Rhys menghela nafas, berusaha untuk tetap tenang. "Amber, jangan membahas kita yang dulu dengan situasi sekarang." Kata-kata itu terasa hampa, bahkan bagi dirinya sendiri.
"Liam terlibat dalam tindakan ilegal, mana mungkin aku bisa merekayasanya jika saja dia terbukti bersalah," tambahnya lagi.
"Liam tidak sejahat itu, Maz!"
"Namun kebenaran sudah menjawabnya, Amber. Kau jangan menutup mata akan itu."
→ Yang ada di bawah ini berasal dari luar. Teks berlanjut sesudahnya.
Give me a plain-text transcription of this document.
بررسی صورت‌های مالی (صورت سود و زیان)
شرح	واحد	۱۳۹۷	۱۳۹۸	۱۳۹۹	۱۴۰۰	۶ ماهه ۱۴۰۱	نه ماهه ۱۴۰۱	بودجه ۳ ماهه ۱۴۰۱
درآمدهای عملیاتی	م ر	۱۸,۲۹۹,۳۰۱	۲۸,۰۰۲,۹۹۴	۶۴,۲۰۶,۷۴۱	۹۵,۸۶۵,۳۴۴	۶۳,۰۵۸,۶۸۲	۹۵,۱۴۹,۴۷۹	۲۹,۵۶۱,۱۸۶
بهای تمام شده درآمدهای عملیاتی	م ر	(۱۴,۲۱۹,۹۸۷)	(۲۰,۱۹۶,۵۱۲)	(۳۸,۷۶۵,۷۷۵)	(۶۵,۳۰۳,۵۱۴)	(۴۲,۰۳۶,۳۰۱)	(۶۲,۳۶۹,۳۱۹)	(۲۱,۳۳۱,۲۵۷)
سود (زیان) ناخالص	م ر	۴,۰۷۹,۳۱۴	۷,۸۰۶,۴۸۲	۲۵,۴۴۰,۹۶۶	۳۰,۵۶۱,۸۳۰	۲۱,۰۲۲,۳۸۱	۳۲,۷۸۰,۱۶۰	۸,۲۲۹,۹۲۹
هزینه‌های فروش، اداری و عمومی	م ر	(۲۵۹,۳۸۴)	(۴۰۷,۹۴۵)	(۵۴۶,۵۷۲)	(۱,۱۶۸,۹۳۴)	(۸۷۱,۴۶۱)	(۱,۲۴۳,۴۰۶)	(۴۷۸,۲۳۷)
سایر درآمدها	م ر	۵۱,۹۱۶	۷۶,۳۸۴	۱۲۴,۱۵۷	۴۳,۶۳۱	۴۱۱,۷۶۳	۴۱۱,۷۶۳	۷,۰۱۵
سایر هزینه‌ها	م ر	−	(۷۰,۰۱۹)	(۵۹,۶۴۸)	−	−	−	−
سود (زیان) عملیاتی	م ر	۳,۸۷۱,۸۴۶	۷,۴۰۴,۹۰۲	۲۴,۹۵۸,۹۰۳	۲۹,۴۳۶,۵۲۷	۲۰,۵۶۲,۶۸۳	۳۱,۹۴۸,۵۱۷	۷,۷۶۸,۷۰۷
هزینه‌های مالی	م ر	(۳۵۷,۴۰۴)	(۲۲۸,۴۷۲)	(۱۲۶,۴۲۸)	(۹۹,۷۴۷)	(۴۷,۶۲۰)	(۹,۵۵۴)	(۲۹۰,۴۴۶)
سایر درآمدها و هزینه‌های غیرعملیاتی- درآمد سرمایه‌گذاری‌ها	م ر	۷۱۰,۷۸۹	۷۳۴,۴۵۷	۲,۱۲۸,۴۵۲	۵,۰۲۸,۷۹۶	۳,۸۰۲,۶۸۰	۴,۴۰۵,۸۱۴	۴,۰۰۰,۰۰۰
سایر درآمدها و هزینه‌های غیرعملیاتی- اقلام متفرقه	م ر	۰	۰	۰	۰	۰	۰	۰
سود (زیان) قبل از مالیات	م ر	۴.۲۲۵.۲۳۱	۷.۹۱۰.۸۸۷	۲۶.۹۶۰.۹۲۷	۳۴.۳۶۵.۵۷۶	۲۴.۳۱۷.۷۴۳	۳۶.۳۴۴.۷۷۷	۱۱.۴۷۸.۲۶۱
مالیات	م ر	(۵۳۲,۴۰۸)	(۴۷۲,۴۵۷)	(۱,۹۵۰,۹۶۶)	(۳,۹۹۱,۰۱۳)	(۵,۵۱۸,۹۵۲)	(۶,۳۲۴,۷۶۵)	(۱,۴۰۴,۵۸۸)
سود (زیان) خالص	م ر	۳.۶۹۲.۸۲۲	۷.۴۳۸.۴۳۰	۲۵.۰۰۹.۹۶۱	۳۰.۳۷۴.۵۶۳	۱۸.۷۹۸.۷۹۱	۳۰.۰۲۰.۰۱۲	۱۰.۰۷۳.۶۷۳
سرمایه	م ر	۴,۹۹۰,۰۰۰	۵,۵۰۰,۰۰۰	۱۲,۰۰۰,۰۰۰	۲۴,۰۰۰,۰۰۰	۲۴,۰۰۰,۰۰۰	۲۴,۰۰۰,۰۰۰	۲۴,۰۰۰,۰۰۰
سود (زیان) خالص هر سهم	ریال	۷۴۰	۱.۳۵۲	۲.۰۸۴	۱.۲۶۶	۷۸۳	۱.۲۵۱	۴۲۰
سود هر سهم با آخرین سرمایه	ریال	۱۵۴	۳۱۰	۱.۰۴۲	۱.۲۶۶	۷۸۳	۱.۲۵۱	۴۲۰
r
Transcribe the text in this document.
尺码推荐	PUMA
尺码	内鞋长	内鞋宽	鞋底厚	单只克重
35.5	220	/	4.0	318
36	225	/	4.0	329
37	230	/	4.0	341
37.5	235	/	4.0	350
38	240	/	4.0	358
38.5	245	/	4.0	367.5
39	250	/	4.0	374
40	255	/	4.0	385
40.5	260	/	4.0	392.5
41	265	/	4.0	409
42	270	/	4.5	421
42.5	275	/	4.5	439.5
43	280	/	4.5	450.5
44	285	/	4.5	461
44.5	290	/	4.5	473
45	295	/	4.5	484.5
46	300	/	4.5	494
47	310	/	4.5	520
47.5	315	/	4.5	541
"Tidak... aku tidak percaya..." Amber merosot ke lantai, tubuhnya lemas, seakan-akan seluruh kekuatannya telah terkuras habis. Rasa hancur menghantamnya dengan dahsyat. Mengapa Liam tega menyembunyikan kebohongan sebesar ini, di saat ia telah menyerahkan seluruh hidupnya untuk pria itu?
Amber memukul dadanya, pukulan-pukulan keras dan tak beraturan. Suara isak tangisnya semakin keras, menunjukkan betapa besarnya rasa sakit dan kecewanya pada Liam. "Dasar bedebah sialan! Pembohong! Sakit sekali... sakit sekali rasanya..."
"Aku tau kau kecewa, tapi jangan menyakiti dirimu sendiri," tegur Rhys, berlutut dihadapan Ember. Tangannya segera menggenggam lembut tangan wanita itu, memberikan sedikit ketenangan. Sentuhan yang terasa berbeda dengan yang dulu ia berikan. Bagaimanapun Amber adalah wanita yang sempat masuk dalam hidupnya, wanita yang pernah mencuri hatinya yang beku, dan wanita yang kini hancur karena pilihannya sendiri.
Rhys tak menyalahkan Amber sepenuhnya tentang dulu yang lebih memilih Liam. Cinta yang tumbuh di antara mereka berdua, sepupu tiri, sebuah hubungan yang ditentang keras oleh keluarga. Ia masih mengingat jelas bagaimana ia berseteru dengan Ellard dan Beatrice, bagaimana ia berjuang untuk bersama dengan Amber, hanya untuk kemudian patah hati ketika Amber jatuh hati kembali pada Liam, cinta pertama wanita itu.
"Bagaimana hidupku jika tidak ada Liam? Aku sangat mencintainya Maz. Mengapa dia tega melakukan ini hingga berimbas pada hubungan kita. Apa dia tidak memikirkan sebelumnya?"
"Dia tidak mati. Kau masih bisa menjenguknya di penjara." Rhys berkata dengan nada datar, terdengar jengah.
"Ya, aku tahu." Amber mengangkat wajahnya, mengijinkan Rhys untuk melihat wajahnya yang dipenuhi air mata, membasahi riasan yang sudah luntur. "Maz, jangan tinggalkan aku. Jangan pergi meninggalkanku seperti yang dilakukan Liam."
"Jangan libatkan aku dengan masalahmu—"
"Tidak. Kumohon jangan katakan itu." Ember meraih tangan besar Rhys, menguncinya dengan jari-jarinya yang dingin dan gemetar. "Aku tidak bisa sendiri, aku membutuhkan seseorang untuk selalu ada disampingku. Tolong... jangan menolakku Maz..."
Rhys menarik napas dalam-dalam, menatap mata Amber kemudian tangannya yang digenggam erat. Melihat kesedihan dan keputusasaan dari mata wanita itu membuatnya, sedikit sesak. Ia tahu, ia tidak sepenuhnya bisa menolak Amber.
"Amber." Mulai Rhys, suaranya lebih lembut daripada sebelumnya. "Aku tidak bisa menjanjikan apa pun. Tapi… aku akan berusaha ada untukmu."